Jesienią swoją premierę będzie miał również mój kanał na YouTube. Planuję też rekrutację do moich flagowych produktów o Instagramie, w tym najnowszej wersji Instagram Turbo 3.0.

Równolegle rozwijam własne projekty biznesowe. niedługo rusza nowy profil na Instagramie Sportowa Inicjatywa, skupiony na odzieży sprowadzanej z Hiszpanii marki Joma. Kontynuuję także rozwój naszego kanału agroturystycznego na Warmii, czyli Zagrody Podgórze.

Gosia Siedlik

Trenerka biznesu, strateg komunikacji, edukatorka AI

Specjalizuje się we wspieraniu marek osobistych oraz mikroprzedsiębiorców w skutecznym i etycznym wykorzystywaniu sztucznej inteligencji. Pomaga łączyć technologię z autentycznością – tak, aby marki mówiły własnym głosem i trafiały do adekwatnych ludzi.

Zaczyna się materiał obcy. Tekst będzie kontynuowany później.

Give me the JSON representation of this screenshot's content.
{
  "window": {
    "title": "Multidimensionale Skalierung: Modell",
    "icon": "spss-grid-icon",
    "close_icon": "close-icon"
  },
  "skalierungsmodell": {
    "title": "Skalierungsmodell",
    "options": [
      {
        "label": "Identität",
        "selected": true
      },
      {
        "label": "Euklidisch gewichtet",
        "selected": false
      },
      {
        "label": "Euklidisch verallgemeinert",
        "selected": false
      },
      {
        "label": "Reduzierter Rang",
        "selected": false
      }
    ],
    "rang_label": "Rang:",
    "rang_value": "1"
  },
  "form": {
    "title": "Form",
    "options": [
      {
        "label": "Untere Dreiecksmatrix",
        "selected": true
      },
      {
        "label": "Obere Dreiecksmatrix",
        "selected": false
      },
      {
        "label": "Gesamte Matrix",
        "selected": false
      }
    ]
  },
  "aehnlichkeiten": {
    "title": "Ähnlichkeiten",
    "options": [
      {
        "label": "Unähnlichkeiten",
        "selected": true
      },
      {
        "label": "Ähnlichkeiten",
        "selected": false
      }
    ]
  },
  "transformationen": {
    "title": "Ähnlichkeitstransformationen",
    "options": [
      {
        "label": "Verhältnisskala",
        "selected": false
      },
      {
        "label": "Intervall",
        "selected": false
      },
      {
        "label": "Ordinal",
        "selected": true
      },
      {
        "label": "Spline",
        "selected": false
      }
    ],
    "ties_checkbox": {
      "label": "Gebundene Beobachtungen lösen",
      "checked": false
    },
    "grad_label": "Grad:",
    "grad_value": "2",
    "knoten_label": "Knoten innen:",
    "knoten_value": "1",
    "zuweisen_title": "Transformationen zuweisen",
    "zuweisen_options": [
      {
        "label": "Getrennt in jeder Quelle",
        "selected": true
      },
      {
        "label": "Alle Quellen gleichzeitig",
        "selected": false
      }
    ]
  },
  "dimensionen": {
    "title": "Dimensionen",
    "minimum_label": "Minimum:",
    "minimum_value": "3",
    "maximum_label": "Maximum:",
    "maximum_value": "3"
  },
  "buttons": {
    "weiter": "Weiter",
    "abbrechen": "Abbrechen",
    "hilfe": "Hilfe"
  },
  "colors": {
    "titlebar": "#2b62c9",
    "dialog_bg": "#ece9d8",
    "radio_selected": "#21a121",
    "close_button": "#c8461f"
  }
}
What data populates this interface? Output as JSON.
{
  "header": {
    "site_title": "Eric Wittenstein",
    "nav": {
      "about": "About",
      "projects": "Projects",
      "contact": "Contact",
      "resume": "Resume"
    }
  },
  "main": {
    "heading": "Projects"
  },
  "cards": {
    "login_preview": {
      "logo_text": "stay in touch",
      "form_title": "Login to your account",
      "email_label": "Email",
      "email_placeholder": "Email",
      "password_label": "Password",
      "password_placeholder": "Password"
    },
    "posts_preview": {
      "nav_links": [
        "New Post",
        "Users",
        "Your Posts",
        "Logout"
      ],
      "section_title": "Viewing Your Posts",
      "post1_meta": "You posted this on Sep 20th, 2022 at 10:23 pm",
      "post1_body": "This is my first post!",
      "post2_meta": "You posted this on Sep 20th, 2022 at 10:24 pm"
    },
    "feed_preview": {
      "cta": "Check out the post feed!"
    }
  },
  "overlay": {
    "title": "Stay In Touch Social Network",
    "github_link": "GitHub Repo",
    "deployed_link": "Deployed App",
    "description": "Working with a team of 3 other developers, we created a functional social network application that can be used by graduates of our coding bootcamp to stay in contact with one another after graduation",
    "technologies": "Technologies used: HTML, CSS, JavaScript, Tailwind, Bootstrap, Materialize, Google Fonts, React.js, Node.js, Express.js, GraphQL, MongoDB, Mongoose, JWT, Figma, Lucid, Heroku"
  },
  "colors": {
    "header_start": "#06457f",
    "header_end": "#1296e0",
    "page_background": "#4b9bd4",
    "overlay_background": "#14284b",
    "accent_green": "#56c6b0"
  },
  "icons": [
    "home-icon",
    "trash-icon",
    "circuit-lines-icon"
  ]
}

Autorka szkoleń i kursów online, twórczyni programu „Instagram Turbo 3.0”, który pomaga budować widoczność i sprzedaż w mediach społecznościowych. Współpracowała m.in. z Gdynia Design Days, Pomorskim Parkiem Naukowo-Technologicznym oraz dziesiątkami klientów indywidualnych – od edukatorów po artystów i innowatorów.

W pracy łączy doświadczenie kreatywne, wiedzę z zakresu AI oraz lekkie, ale konkretne podejście do komunikacji. Jej misją jest pokazywanie, iż technologia może być sojusznikiem człowieka – nie jego zamiennikiem.

Prywatnie fanka dobrej typografii, mądrego contentu i kreatywnych kobiet z misją.